Sur place, mercredi, des dizaines d’employés de l’ONG de Sean Penn s’activaient à évacuer des ruines du palais des meubles et quelques boîtes abandonnées par l’intendance de la résidence officielle du chef de l’Etat, a constaté sur place une équipe du journal autorisée à faire un dernier reportage avant la démolition.

Quatre pelleteuses sont alignées de front devant ce qui reste du péristyle du palais. Des bandes jaunes restreignent la circulation. Le long des grilles en fer recouvertes d’une bâche verte, des dizaines de badauds discutent de l’orientation qu’ils souhaitent que prennent les travaux de la démolition de cet édifice mythique.

Comme pour de nombreux autres chantiers en cours dans le pays depuis des mois, il n’y a pas eu d’appels d’offres.

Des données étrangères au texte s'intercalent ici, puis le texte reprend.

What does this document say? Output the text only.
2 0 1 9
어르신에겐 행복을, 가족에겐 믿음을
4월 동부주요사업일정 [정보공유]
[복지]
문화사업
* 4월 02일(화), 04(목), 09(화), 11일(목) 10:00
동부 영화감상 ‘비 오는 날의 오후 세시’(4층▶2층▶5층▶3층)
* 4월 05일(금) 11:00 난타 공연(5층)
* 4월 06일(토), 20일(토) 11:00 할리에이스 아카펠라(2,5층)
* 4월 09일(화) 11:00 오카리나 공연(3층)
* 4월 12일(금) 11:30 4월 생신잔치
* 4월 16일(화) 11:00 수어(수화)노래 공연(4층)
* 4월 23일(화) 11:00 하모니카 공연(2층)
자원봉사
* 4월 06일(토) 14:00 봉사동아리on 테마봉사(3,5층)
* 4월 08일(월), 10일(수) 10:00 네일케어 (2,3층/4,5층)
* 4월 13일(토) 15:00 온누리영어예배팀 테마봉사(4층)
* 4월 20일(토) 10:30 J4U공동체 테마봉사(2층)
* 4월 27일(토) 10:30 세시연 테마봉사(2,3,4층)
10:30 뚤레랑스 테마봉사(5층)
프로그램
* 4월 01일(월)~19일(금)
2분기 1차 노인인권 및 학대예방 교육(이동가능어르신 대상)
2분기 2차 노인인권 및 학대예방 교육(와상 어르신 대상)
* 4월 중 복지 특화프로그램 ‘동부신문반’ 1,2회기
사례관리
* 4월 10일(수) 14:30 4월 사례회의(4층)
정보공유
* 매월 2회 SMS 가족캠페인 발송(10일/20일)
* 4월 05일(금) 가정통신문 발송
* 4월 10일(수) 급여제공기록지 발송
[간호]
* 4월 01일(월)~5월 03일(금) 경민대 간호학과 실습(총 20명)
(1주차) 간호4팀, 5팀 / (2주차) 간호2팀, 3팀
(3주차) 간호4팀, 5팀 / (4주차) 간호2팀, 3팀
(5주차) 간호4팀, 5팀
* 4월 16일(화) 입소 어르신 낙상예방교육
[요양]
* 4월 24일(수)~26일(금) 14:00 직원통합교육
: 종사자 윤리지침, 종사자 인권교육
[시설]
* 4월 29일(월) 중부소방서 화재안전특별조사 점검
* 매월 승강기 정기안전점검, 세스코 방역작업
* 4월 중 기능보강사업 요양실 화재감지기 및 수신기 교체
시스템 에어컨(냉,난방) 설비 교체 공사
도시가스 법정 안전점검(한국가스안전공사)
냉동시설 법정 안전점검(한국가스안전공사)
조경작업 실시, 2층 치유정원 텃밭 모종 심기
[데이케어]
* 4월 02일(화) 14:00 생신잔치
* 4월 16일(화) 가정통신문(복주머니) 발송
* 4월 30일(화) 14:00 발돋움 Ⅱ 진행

Tout se passe dans l’opacité la plus totale, déplorent plusieurs observateurs.

« Ce gouvernement qui communique sur tout n’a pas présenté le plan des travaux ni indiqué ce qu’il adviendra du palais », se plaint un ingénieur.

« Il n’y a même pas le chapeau légal d’une loi d’urgence pour sauter les procédures de passation de marchés. Pressé, ce gouvernement ne se protège pas », regrette cet ingénieur qui déplore que la majorité des contrats, dont celui de la démolition du Palais national, échappent aux professionnels haïtiens.

Devant le Palais national, les curieux ne se posent pas de grandes questions, mais les pronostics vont bon train sur l’architecture, les délais et sur le coût de cette opération démolition/reconstruction.

« Martelly travaille pour nous donner un nouveau palais, ceux qui parlent peuvent continuer à le faire: sa caravane avance… », lâche un partisan du président interrogé par le journal. Un sentiment qui est encore celui de la majorité de la population peu intéressée, pour le moment, à se poser de questions.